Proposition If $p(x)$ is a (nonzero) trinomial whose roots are all real, it must have the form $$p(x) = x^m q(x)$$ for some trinomial $q(x)$ (whose roots are all real) of degree $\operatorname{deg} g \leq 4$ and satisfying $q(0) \neq 0$.

It's a straightforward exercise to describe all such trinomials $q$, hence all of the trinomials whose roots are all real.

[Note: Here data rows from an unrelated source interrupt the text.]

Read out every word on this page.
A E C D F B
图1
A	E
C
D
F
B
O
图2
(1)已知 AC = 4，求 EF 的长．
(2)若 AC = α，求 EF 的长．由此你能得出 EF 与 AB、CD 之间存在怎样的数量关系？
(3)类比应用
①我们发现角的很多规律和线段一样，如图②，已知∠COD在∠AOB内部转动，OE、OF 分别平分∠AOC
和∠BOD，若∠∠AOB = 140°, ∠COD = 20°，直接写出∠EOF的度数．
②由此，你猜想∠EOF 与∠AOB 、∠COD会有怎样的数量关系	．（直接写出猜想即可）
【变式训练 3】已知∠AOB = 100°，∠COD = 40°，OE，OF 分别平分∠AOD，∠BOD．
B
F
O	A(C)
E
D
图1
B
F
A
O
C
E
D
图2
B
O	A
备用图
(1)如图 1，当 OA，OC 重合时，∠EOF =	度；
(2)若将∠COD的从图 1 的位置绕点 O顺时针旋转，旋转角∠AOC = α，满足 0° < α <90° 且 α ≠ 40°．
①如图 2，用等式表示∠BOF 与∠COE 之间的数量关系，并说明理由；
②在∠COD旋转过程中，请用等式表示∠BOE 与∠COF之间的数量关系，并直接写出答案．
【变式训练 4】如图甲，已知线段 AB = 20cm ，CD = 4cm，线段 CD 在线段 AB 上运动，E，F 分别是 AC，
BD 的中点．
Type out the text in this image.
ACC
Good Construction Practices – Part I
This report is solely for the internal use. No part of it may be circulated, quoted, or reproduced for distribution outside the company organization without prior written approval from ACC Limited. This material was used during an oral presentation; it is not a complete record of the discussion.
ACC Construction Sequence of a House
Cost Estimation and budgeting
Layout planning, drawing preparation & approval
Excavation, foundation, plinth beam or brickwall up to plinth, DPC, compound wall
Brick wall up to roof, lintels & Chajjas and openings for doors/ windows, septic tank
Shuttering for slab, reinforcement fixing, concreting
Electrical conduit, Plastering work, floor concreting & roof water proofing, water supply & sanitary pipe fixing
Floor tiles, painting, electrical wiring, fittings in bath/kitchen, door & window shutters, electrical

In any case, we can use the theorem to analyze directly the specific families of trinomials in the question statement. For example, for the family $$p(x) = a x^{2 n} + b x^n + c :$$

• If $c \neq 0$, then $p(x) = q(x)$, so $2 n = \deg q \leq 4$, hence $n = 2$, that is, $$p(x) = a x^4 + b x^2 + c .$$ Since $p$ is even, its roots are $\pm r, \pm s \in \Bbb R \setminus \{0\}$, hence $$p(x) = a x^4 - a (r^2 + s^2) x^2 + a r^2 s^2 ,$$ which recovers the example at the beginning of this answer. Equivalently all four roots are real if $b^2 \geq 4 a c \geq 0$ and $\operatorname{sign}(b) = -\operatorname{sign}(a)$.
• If $c = 0$ but $b \neq 0$, then $p(x) = x^n (a x^n + b)$. Descartes' Rule of Signs gives that $q(x) = a x^n + b$ has at most $2$ real roots, so the only possibility is $n = 2$. Again $q$ is even, so $q(x) = a (x + r) (x - r)$ for some $r \in \Bbb R \setminus \{0\}$: $$p(x) = a x^4 - a r^2 x^2 .$$
• If $b = c = 0$ but $a \neq 0$, then $p(x) = a x^{2 n}$, and all of the roots of this polynomial are of course real for all $n \geq 0$: $$p(x) = a x^{2 n}, \qquad n \geq 2.$$

The other three classes are easier.

In any case the proposition immediately implies the following:

Corollary If $p(x)$ is a nonzero trinomial whose roots are real and distinct, then $\operatorname{deg} p \leq 5$.